As patients live longer, ophthalmologists need to revisit the notion that older patients may not need as aggressive treatment for glaucoma as younger patients, said Leon Herndon Jr, MD, a glaucoma specialist, ophthalmologist, and professor of ophthalmology at the Duke University Eye Center.
Can you introduce yourself and explain your work?
My name is Leon Herndon, professor of ophthalmology at the Duke University Eye Center, where I'm the chief of the glaucoma division.
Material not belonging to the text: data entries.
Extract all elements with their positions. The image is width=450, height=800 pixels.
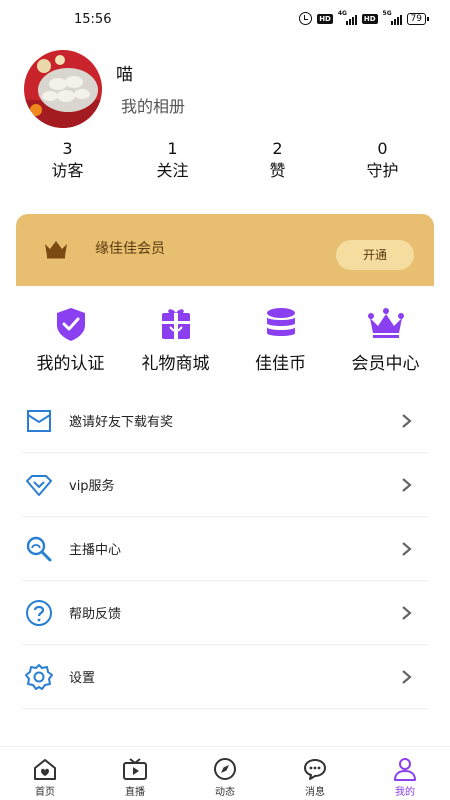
tab-label: 首页 <box>35 787 55 798</box>
alarm-icon <box>299 12 313 25</box>
vip-open-button[interactable]: 开通 <box>336 240 414 270</box>
menu-item-invite[interactable]: 邀请好友下载有奖 <box>22 389 428 453</box>
shield-check-icon <box>56 308 85 341</box>
stat-likes[interactable]: 2 赞 <box>225 139 330 183</box>
tab-live[interactable]: 直播 <box>90 747 180 800</box>
tab-label: 动态 <box>215 787 235 798</box>
crown-icon <box>367 308 404 338</box>
compass-icon <box>214 758 236 780</box>
tab-label: 我的 <box>395 787 415 798</box>
gift-icon <box>161 309 190 339</box>
stat-label: 赞 <box>269 161 286 180</box>
home-icon <box>34 759 56 780</box>
menu-list: 邀请好友下载有奖 vip服务 主播中心 帮助反馈 设置 <box>22 389 428 709</box>
quick-label: 礼物商城 <box>141 354 210 374</box>
menu-item-host-center[interactable]: 主播中心 <box>22 517 428 581</box>
stat-label: 守护 <box>366 161 399 180</box>
hd-badge-2: HD <box>361 13 378 24</box>
menu-item-vip[interactable]: vip服务 <box>22 453 428 517</box>
crown-icon <box>45 241 67 259</box>
avatar[interactable] <box>24 50 102 128</box>
quick-item-verification[interactable]: 我的认证 <box>18 305 123 374</box>
stat-value: 2 <box>272 139 283 158</box>
avatar-image <box>24 50 102 128</box>
hd-badge: HD <box>317 13 333 24</box>
tab-home[interactable]: 首页 <box>0 747 90 800</box>
diamond-icon <box>26 474 52 496</box>
quick-item-gift-shop[interactable]: 礼物商城 <box>123 305 228 374</box>
username: 喵 <box>116 65 133 85</box>
tab-feed[interactable]: 动态 <box>180 747 270 800</box>
quick-actions: 我的认证 礼物商城 佳佳币 会员中心 <box>18 305 438 374</box>
menu-label: 邀请好友下载有奖 <box>69 415 174 430</box>
stat-guardians[interactable]: 0 守护 <box>330 139 435 183</box>
menu-label: 主播中心 <box>69 543 122 558</box>
tv-icon <box>123 758 147 780</box>
quick-label: 佳佳币 <box>255 354 306 374</box>
menu-item-help[interactable]: 帮助反馈 <box>22 581 428 645</box>
status-time: 15:56 <box>74 12 112 27</box>
stat-value: 3 <box>62 139 73 158</box>
quick-label: 我的认证 <box>36 354 105 374</box>
status-bar: 15:56 HD 4G HD 5G 79 <box>0 0 450 40</box>
tab-label: 直播 <box>125 787 145 798</box>
stat-following[interactable]: 1 关注 <box>120 139 225 183</box>
gear-icon <box>25 663 53 690</box>
quick-label: 会员中心 <box>351 354 420 374</box>
quick-item-coins[interactable]: 佳佳币 <box>228 305 333 374</box>
tab-bar: 首页 直播 动态 消息 我的 <box>0 746 450 800</box>
stat-label: 访客 <box>51 161 84 180</box>
battery-icon: 79 <box>406 12 430 25</box>
vip-title: 缘佳佳会员 <box>95 241 165 257</box>
stat-value: 0 <box>377 139 388 158</box>
menu-label: 设置 <box>69 671 96 686</box>
chevron-right-icon <box>402 541 412 556</box>
stat-value: 1 <box>167 139 178 158</box>
chevron-right-icon <box>402 605 412 620</box>
question-icon <box>26 599 52 626</box>
signal-icon: 4G <box>338 10 357 25</box>
chevron-right-icon <box>402 477 412 492</box>
tab-me[interactable]: 我的 <box>360 747 450 800</box>
signal-icon-2: 5G <box>383 10 402 25</box>
stat-label: 关注 <box>156 161 189 180</box>
stat-visitors[interactable]: 3 访客 <box>15 139 120 183</box>
chat-icon <box>304 759 326 780</box>
tab-label: 消息 <box>305 787 325 798</box>
album-link[interactable]: 我的相册 <box>121 93 185 117</box>
vip-banner[interactable]: 缘佳佳会员 开通 <box>16 214 434 286</box>
person-icon <box>394 758 416 781</box>
stats-row: 3 访客 1 关注 2 赞 0 守护 <box>15 139 435 183</box>
chevron-right-icon <box>402 669 412 684</box>
menu-label: vip服务 <box>69 479 115 494</box>
menu-label: 帮助反馈 <box>69 607 122 622</box>
status-icons: HD 4G HD 5G 79 <box>299 10 430 25</box>
coin-stack-icon <box>266 308 295 336</box>
chevron-right-icon <box>402 413 412 428</box>
search-person-icon <box>26 536 52 561</box>
quick-item-member-center[interactable]: 会员中心 <box>333 305 438 374</box>
envelope-icon <box>27 409 51 432</box>
tab-messages[interactable]: 消息 <box>270 747 360 800</box>
menu-item-settings[interactable]: 设置 <box>22 645 428 709</box>
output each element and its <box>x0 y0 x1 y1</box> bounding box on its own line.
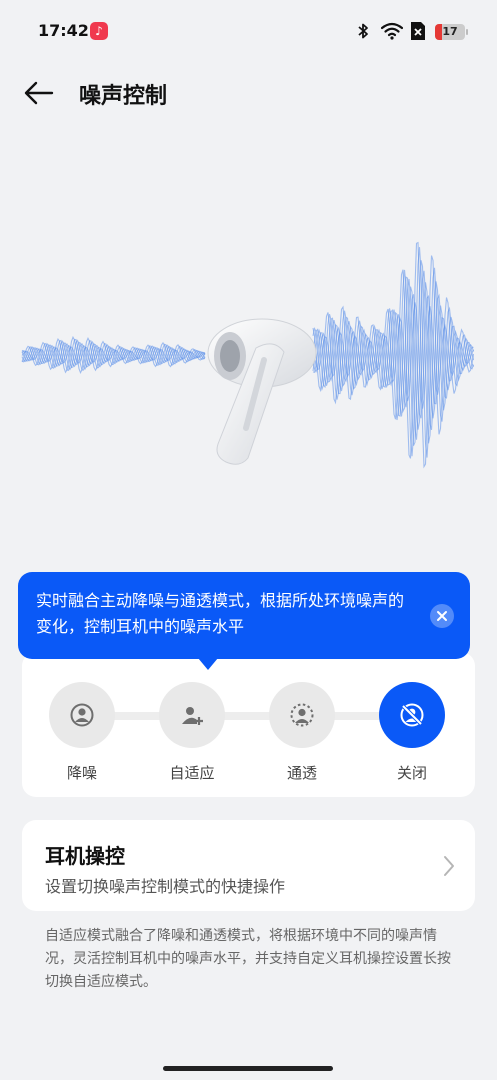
back-arrow-icon <box>24 81 54 105</box>
close-icon <box>437 611 447 621</box>
earbud-control-subtitle: 设置切换噪声控制模式的快捷操作 <box>45 877 286 896</box>
adaptive-mode-description: 自适应模式融合了降噪和通透模式，将根据环境中不同的噪声情况，灵活控制耳机中的噪声… <box>45 928 451 990</box>
back-button[interactable] <box>22 76 56 110</box>
tooltip-close-button[interactable] <box>430 604 454 628</box>
chevron-right-icon <box>444 856 454 876</box>
battery-indicator: 17 <box>435 24 465 40</box>
noise-off-icon <box>400 703 424 727</box>
mode-label: 通透 <box>286 764 317 782</box>
bluetooth-icon <box>358 23 368 39</box>
no-sim-icon <box>411 22 425 40</box>
earbud-illustration <box>0 230 497 490</box>
tooltip-arrow <box>198 658 218 670</box>
mode-track <box>82 712 412 720</box>
mode-label: 降噪 <box>66 764 97 782</box>
mode-tooltip: 实时融合主动降噪与通透模式，根据所处环境噪声的变化，控制耳机中的噪声水平 <box>18 572 470 670</box>
header: 噪声控制 <box>0 62 497 122</box>
mode-label: 自适应 <box>169 764 215 782</box>
wifi-icon <box>381 22 403 40</box>
status-bar: 17:42 ♪ 17 <box>0 0 497 62</box>
transparency-icon <box>290 703 314 727</box>
mode-option-noise-cancel[interactable]: 降噪 <box>42 682 122 792</box>
battery-level: 17 <box>442 25 458 38</box>
mode-button[interactable] <box>269 682 335 748</box>
tooltip-text: 实时融合主动降噪与通透模式，根据所处环境噪声的变化，控制耳机中的噪声水平 <box>36 591 405 636</box>
mode-button[interactable] <box>159 682 225 748</box>
music-icon: ♪ <box>90 22 108 40</box>
adaptive-icon <box>182 707 203 725</box>
page-title: 噪声控制 <box>79 84 168 109</box>
battery-tip <box>466 29 468 35</box>
mode-option-off[interactable]: 关闭 <box>372 682 452 792</box>
status-time: 17:42 <box>38 21 89 40</box>
earbud-control-title: 耳机操控 <box>45 844 125 868</box>
mode-button[interactable] <box>49 682 115 748</box>
noise-cancel-icon <box>70 703 94 727</box>
mode-button-selected[interactable] <box>379 682 445 748</box>
home-indicator[interactable] <box>163 1066 333 1071</box>
earbud-control-card[interactable]: 耳机操控 设置切换噪声控制模式的快捷操作 <box>22 820 475 911</box>
mode-label: 关闭 <box>396 764 427 782</box>
earbud-image <box>207 318 317 465</box>
mode-option-adaptive[interactable]: 自适应 <box>152 682 232 792</box>
mode-option-transparency[interactable]: 通透 <box>262 682 342 792</box>
noise-mode-card: 降噪 自适应 通透 关闭 <box>22 652 475 797</box>
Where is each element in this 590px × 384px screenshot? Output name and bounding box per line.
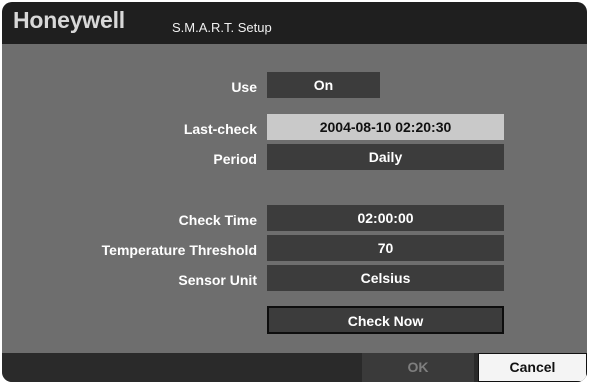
temperature-threshold-field[interactable]: 70 (267, 235, 504, 261)
sensor-unit-label: Sensor Unit (178, 272, 257, 288)
honeywell-logo: Honeywell (13, 7, 125, 33)
smart-setup-dialog: Honeywell S.M.A.R.T. Setup Use On Last-c… (2, 2, 587, 382)
sensor-unit-select[interactable]: Celsius (267, 265, 504, 291)
check-now-button[interactable]: Check Now (267, 306, 504, 334)
title-bar: Honeywell S.M.A.R.T. Setup (2, 2, 587, 44)
period-label: Period (213, 151, 257, 167)
last-check-label: Last-check (183, 121, 257, 137)
ok-button[interactable]: OK (362, 353, 474, 382)
cancel-button[interactable]: Cancel (478, 353, 587, 382)
use-label: Use (231, 79, 257, 95)
use-toggle[interactable]: On (267, 72, 380, 98)
check-time-field[interactable]: 02:00:00 (267, 205, 504, 231)
check-time-label: Check Time (178, 212, 257, 228)
dialog-title: S.M.A.R.T. Setup (172, 20, 272, 35)
temperature-threshold-label: Temperature Threshold (101, 242, 257, 258)
period-select[interactable]: Daily (267, 144, 504, 170)
last-check-value: 2004-08-10 02:20:30 (267, 114, 504, 140)
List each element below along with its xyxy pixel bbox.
My passion really deals with taking care of glaucoma patients and teaching the next generation of glaucoma specialists.
How can a patient's age impact the diagnosis and treatment of primary open-angle glaucoma?
Well, we know that the incidence of glaucoma increases as patients get older, and the population is getting older. We know that if you look at life table analysis, a 90-year-old patient has another 4 to 5 years to live. It really would be nice to know how long each patient will live, but we just don't have that ability to predict that. But from a lot of work out of the Duke Glaucoma Registry, we know that older patients tend to lose nerve fiber layer at a greater rate than younger patients. So, the classic teaching has been that the older the patient is, that we're not quite as aggressive with management of their glaucoma as we might be with a younger patient, who has many more years to live. But we need to revisit that. These older patients will live longer, and they may continue to lose vision if we don't pay attention to their intraocular pressures.